Local students explore traditional eco knowledge 042413 NEWS 1 Capital City Weekly Goldbelt Heritage Foundation has partnered with the University of Alaska Southeast School of Education to co-sponsor a course this spring for students from all three Juneau School District high schools. The focus of the class is to apply the strengths of the local community to promote cultural awareness and science literacy through place-based education.
Wednesday, April 24, 2013

Story last updated at 4/24/2013 - 2:17 pm

Local students explore traditional eco knowledge

Goldbelt Heritage Foundation has partnered with the University of Alaska Southeast School of Education to co-sponsor a course this spring for students from all three Juneau School District high schools. The focus of the class is to apply the strengths of the local community to promote cultural awareness and science literacy through place-based education.

The spring course was created as an extension of Goldbelt Heritage Foundation's "Aan Yátx'u Sáani Deíyí: Path to Excellence" summer academies. Each summer, through the Path to Excellence Academy, forty students have the chance to earn three university credits and ½ high school credit as they study math and science through the context of local culture. With the intent to offer academic and cultural support throughout the school year to all students, Goldbelt Heritage Foundation proposed the three university credit spring class, "Investigating Traditional Ecological Knowledge." As a result, thirteen students are currently enrolled in the course for university and high school credit.

The course encourages students to take into consideration the dynamic landscape of Southeast Alaska as they develop an understanding of the interconnectedness of nature, respect for life, western science methodology, Tlingit migration and language, and social roles and responsibilities. The intention is to pay tribute to the legacy of the Kwaans of our Southeast region and to allow students to discover the holistic thought processes that helped people thrive in Southeast Alaska.

Students are working closely with multiple community members to answer the driving question, "why do we live here?" Goldbelt Heritage Foundation is fortunate to be working closely with Tlingit elders and knowledge bearers for this class including Percy and Edward Jr. Kunz, Helen Watkins, David Katzeek, Paul Marks, Fred White, Liana Wallace, Edward Hotch, Victoria Johnson, John Smith, and Marsha Hotch. Additional contributors to the class are Discovery Southeast Naturalists Richard Carstensen, Steve Merli, and Rick Bellagh. University faculty includes Eran Hood, Daniel Monteith, and Frank Coenraad. The class has also created collaborations with Juneau School District teachers Henry Hopkins (JDHS), Kathleen Galau (TMHS), Paul Berg, Brita Steinberger (Yakoosge), Steve Hill (Yakoosge), Barbara Cadiente-Nelson, and local habitat biologist Cathy Pohl.

Rigorous content delivered to students focuses on the traditional educational model of what students can learn, rather than what a teacher can teach. Through the navigation of complex oral narratives, collegiate-level lectures, GIS (geographical information systems) technology, and field experiences, students have been exposed to a variety of "ways of knowing" in Southeast Alaska.

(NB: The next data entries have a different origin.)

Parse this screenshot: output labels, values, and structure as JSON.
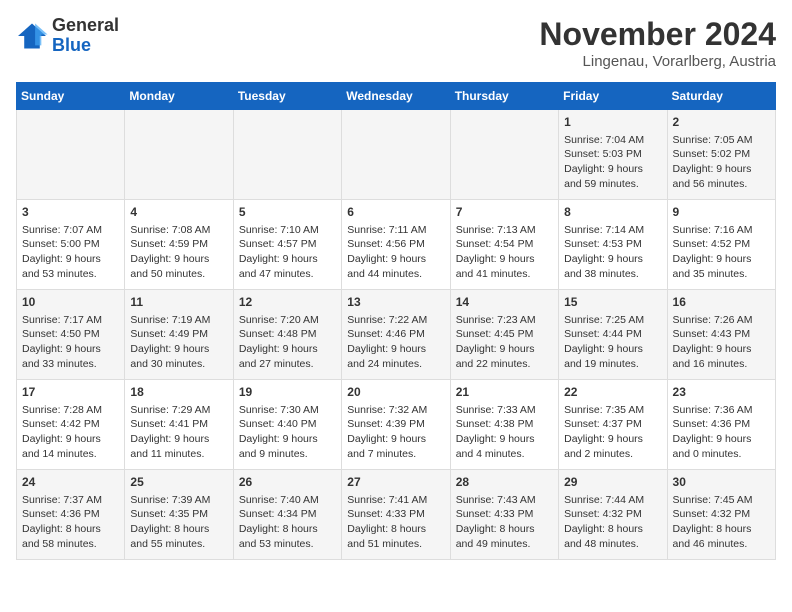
{
  "logo": {
    "general": "General",
    "blue": "Blue"
  },
  "title": "November 2024",
  "location": "Lingenau, Vorarlberg, Austria",
  "weekdays": [
    "Sunday",
    "Monday",
    "Tuesday",
    "Wednesday",
    "Thursday",
    "Friday",
    "Saturday"
  ],
  "weeks": [
    [
      {
        "day": "",
        "info": ""
      },
      {
        "day": "",
        "info": ""
      },
      {
        "day": "",
        "info": ""
      },
      {
        "day": "",
        "info": ""
      },
      {
        "day": "",
        "info": ""
      },
      {
        "day": "1",
        "info": "Sunrise: 7:04 AM\nSunset: 5:03 PM\nDaylight: 9 hours and 59 minutes."
      },
      {
        "day": "2",
        "info": "Sunrise: 7:05 AM\nSunset: 5:02 PM\nDaylight: 9 hours and 56 minutes."
      }
    ],
    [
      {
        "day": "3",
        "info": "Sunrise: 7:07 AM\nSunset: 5:00 PM\nDaylight: 9 hours and 53 minutes."
      },
      {
        "day": "4",
        "info": "Sunrise: 7:08 AM\nSunset: 4:59 PM\nDaylight: 9 hours and 50 minutes."
      },
      {
        "day": "5",
        "info": "Sunrise: 7:10 AM\nSunset: 4:57 PM\nDaylight: 9 hours and 47 minutes."
      },
      {
        "day": "6",
        "info": "Sunrise: 7:11 AM\nSunset: 4:56 PM\nDaylight: 9 hours and 44 minutes."
      },
      {
        "day": "7",
        "info": "Sunrise: 7:13 AM\nSunset: 4:54 PM\nDaylight: 9 hours and 41 minutes."
      },
      {
        "day": "8",
        "info": "Sunrise: 7:14 AM\nSunset: 4:53 PM\nDaylight: 9 hours and 38 minutes."
      },
      {
        "day": "9",
        "info": "Sunrise: 7:16 AM\nSunset: 4:52 PM\nDaylight: 9 hours and 35 minutes."
      }
    ],
    [
      {
        "day": "10",
        "info": "Sunrise: 7:17 AM\nSunset: 4:50 PM\nDaylight: 9 hours and 33 minutes."
      },
      {
        "day": "11",
        "info": "Sunrise: 7:19 AM\nSunset: 4:49 PM\nDaylight: 9 hours and 30 minutes."
      },
      {
        "day": "12",
        "info": "Sunrise: 7:20 AM\nSunset: 4:48 PM\nDaylight: 9 hours and 27 minutes."
      },
      {
        "day": "13",
        "info": "Sunrise: 7:22 AM\nSunset: 4:46 PM\nDaylight: 9 hours and 24 minutes."
      },
      {
        "day": "14",
        "info": "Sunrise: 7:23 AM\nSunset: 4:45 PM\nDaylight: 9 hours and 22 minutes."
      },
      {
        "day": "15",
        "info": "Sunrise: 7:25 AM\nSunset: 4:44 PM\nDaylight: 9 hours and 19 minutes."
      },
      {
        "day": "16",
        "info": "Sunrise: 7:26 AM\nSunset: 4:43 PM\nDaylight: 9 hours and 16 minutes."
      }
    ],
    [
      {
        "day": "17",
        "info": "Sunrise: 7:28 AM\nSunset: 4:42 PM\nDaylight: 9 hours and 14 minutes."
      },
      {
        "day": "18",
        "info": "Sunrise: 7:29 AM\nSunset: 4:41 PM\nDaylight: 9 hours and 11 minutes."
      },
      {
        "day": "19",
        "info": "Sunrise: 7:30 AM\nSunset: 4:40 PM\nDaylight: 9 hours and 9 minutes."
      },
      {
        "day": "20",
        "info": "Sunrise: 7:32 AM\nSunset: 4:39 PM\nDaylight: 9 hours and 7 minutes."
      },
      {
        "day": "21",
        "info": "Sunrise: 7:33 AM\nSunset: 4:38 PM\nDaylight: 9 hours and 4 minutes."
      },
      {
        "day": "22",
        "info": "Sunrise: 7:35 AM\nSunset: 4:37 PM\nDaylight: 9 hours and 2 minutes."
      },
      {
        "day": "23",
        "info": "Sunrise: 7:36 AM\nSunset: 4:36 PM\nDaylight: 9 hours and 0 minutes."
      }
    ],
    [
      {
        "day": "24",
        "info": "Sunrise: 7:37 AM\nSunset: 4:36 PM\nDaylight: 8 hours and 58 minutes."
      },
      {
        "day": "25",
        "info": "Sunrise: 7:39 AM\nSunset: 4:35 PM\nDaylight: 8 hours and 55 minutes."
      },
      {
        "day": "26",
        "info": "Sunrise: 7:40 AM\nSunset: 4:34 PM\nDaylight: 8 hours and 53 minutes."
      },
      {
        "day": "27",
        "info": "Sunrise: 7:41 AM\nSunset: 4:33 PM\nDaylight: 8 hours and 51 minutes."
      },
      {
        "day": "28",
        "info": "Sunrise: 7:43 AM\nSunset: 4:33 PM\nDaylight: 8 hours and 49 minutes."
      },
      {
        "day": "29",
        "info": "Sunrise: 7:44 AM\nSunset: 4:32 PM\nDaylight: 8 hours and 48 minutes."
      },
      {
        "day": "30",
        "info": "Sunrise: 7:45 AM\nSunset: 4:32 PM\nDaylight: 8 hours and 46 minutes."
      }
    ]
  ]
}
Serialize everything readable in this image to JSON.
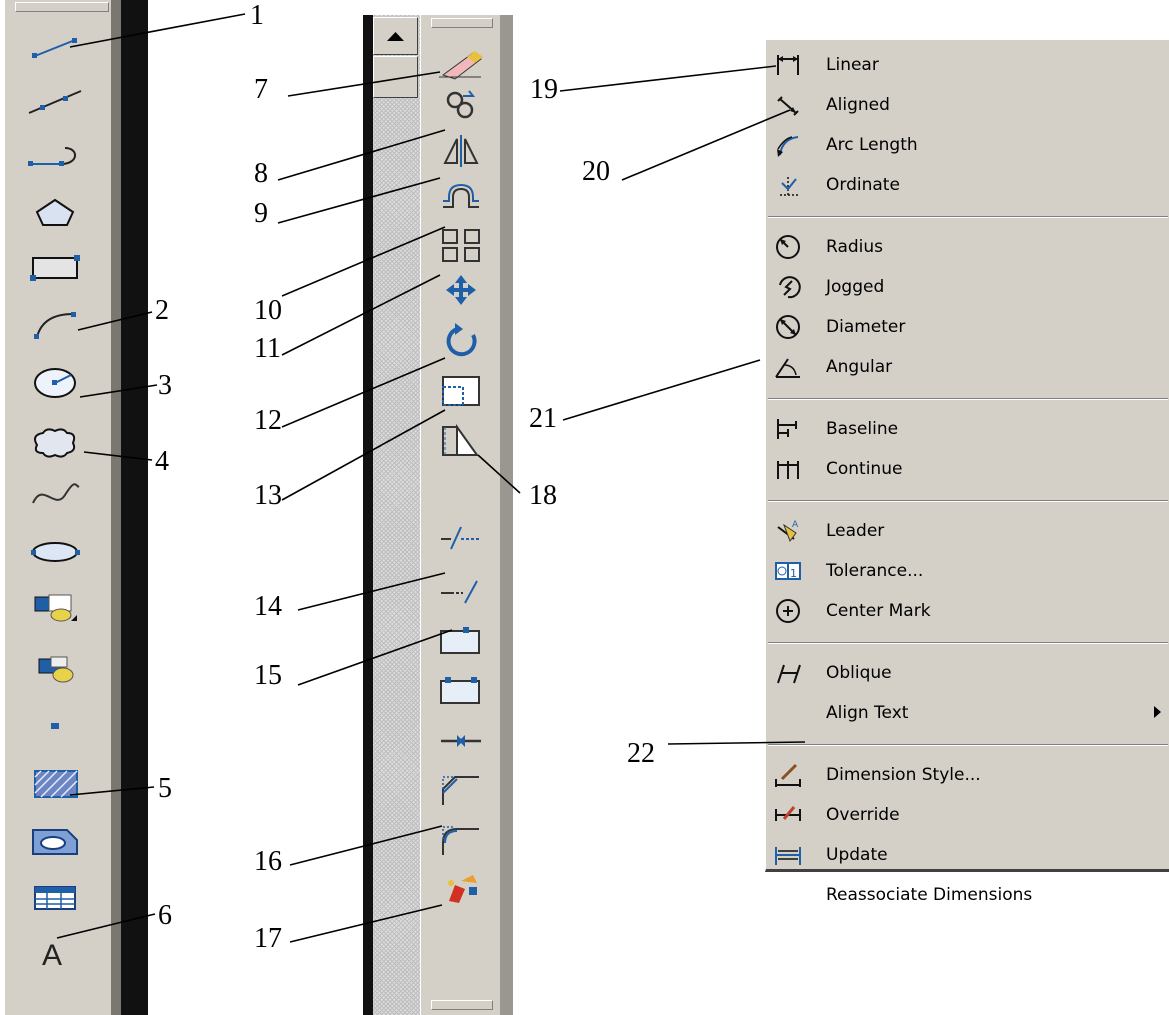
{
  "callouts": [
    "1",
    "2",
    "3",
    "4",
    "5",
    "6",
    "7",
    "8",
    "9",
    "10",
    "11",
    "12",
    "13",
    "14",
    "15",
    "16",
    "17",
    "18",
    "19",
    "20",
    "21",
    "22"
  ],
  "draw_toolbar": {
    "tools": [
      "line-icon",
      "construction-line-icon",
      "polyline-icon",
      "polygon-icon",
      "rectangle-icon",
      "arc-icon",
      "circle-icon",
      "revision-cloud-icon",
      "spline-icon",
      "ellipse-icon",
      "insert-block-icon",
      "make-block-icon",
      "point-icon",
      "hatch-icon",
      "region-icon",
      "table-icon",
      "multiline-text-icon"
    ]
  },
  "modify_toolbar": {
    "tools": [
      "erase-icon",
      "copy-icon",
      "mirror-icon",
      "offset-icon",
      "array-icon",
      "move-icon",
      "rotate-icon",
      "scale-icon",
      "stretch-icon",
      "trim-icon",
      "extend-icon",
      "break-at-point-icon",
      "break-icon",
      "join-icon",
      "chamfer-icon",
      "fillet-icon",
      "explode-icon"
    ]
  },
  "dimension_menu": {
    "groups": [
      [
        {
          "label": "Linear",
          "icon": "linear-dimension-icon"
        },
        {
          "label": "Aligned",
          "icon": "aligned-dimension-icon"
        },
        {
          "label": "Arc Length",
          "icon": "arc-length-icon"
        },
        {
          "label": "Ordinate",
          "icon": "ordinate-icon"
        }
      ],
      [
        {
          "label": "Radius",
          "icon": "radius-icon"
        },
        {
          "label": "Jogged",
          "icon": "jogged-icon"
        },
        {
          "label": "Diameter",
          "icon": "diameter-icon"
        },
        {
          "label": "Angular",
          "icon": "angular-icon"
        }
      ],
      [
        {
          "label": "Baseline",
          "icon": "baseline-icon"
        },
        {
          "label": "Continue",
          "icon": "continue-icon"
        }
      ],
      [
        {
          "label": "Leader",
          "icon": "leader-icon"
        },
        {
          "label": "Tolerance...",
          "icon": "tolerance-icon"
        },
        {
          "label": "Center Mark",
          "icon": "center-mark-icon"
        }
      ],
      [
        {
          "label": "Oblique",
          "icon": "oblique-icon"
        },
        {
          "label": "Align Text",
          "icon": "",
          "submenu": true
        }
      ],
      [
        {
          "label": "Dimension Style...",
          "icon": "dimension-style-icon"
        },
        {
          "label": "Override",
          "icon": "override-icon"
        },
        {
          "label": "Update",
          "icon": "update-icon"
        },
        {
          "label": "Reassociate Dimensions",
          "icon": ""
        }
      ]
    ]
  },
  "colors": {
    "toolbar": "#d4d0c8",
    "icon_blue": "#1f5fa8",
    "menu_text": "#000000"
  }
}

The course adheres to national and state standards for science as well as culturally-responsive school criteria. Students will demonstrate their ability to incorporate physical science, biology, culture, and society by completing a course-long group project of selecting and presenting the potential locations of year-round village sites. One example of class investigation includes how the students examined the ingenuity and complexity of Tlingit technology through canoe design as well as the expressions of science through oral narratives that allows future generations to receive ancient knowledge. The lesson drew parallels between modern examples of rockers, forward floatation devices, wave blocking devices, and bulbous bows to study Tlingit mastery of displacement, density, work efficiency, navigation, and relationships with Aleuts and other people.

The class demonstrates an ongoing collaborative effort between the University of Alaska Southeast School of Education and Goldbelt Heritage Foundation. The University of Alaska Southeast School of Education will be hosting the final presentations for the class. Students will continue to be involved with the School of Education this July during the UAS workshop on place-based education, "A Pedagogy of Place" that will further extend opportunities for teachers to integrate science, math, art, and culture into their classrooms. In addition to the co-sponsored course, Goldbelt Heritage Foundation continues to offer curriculum resource development and professional development opportunities for teachers to access local resources and expertise.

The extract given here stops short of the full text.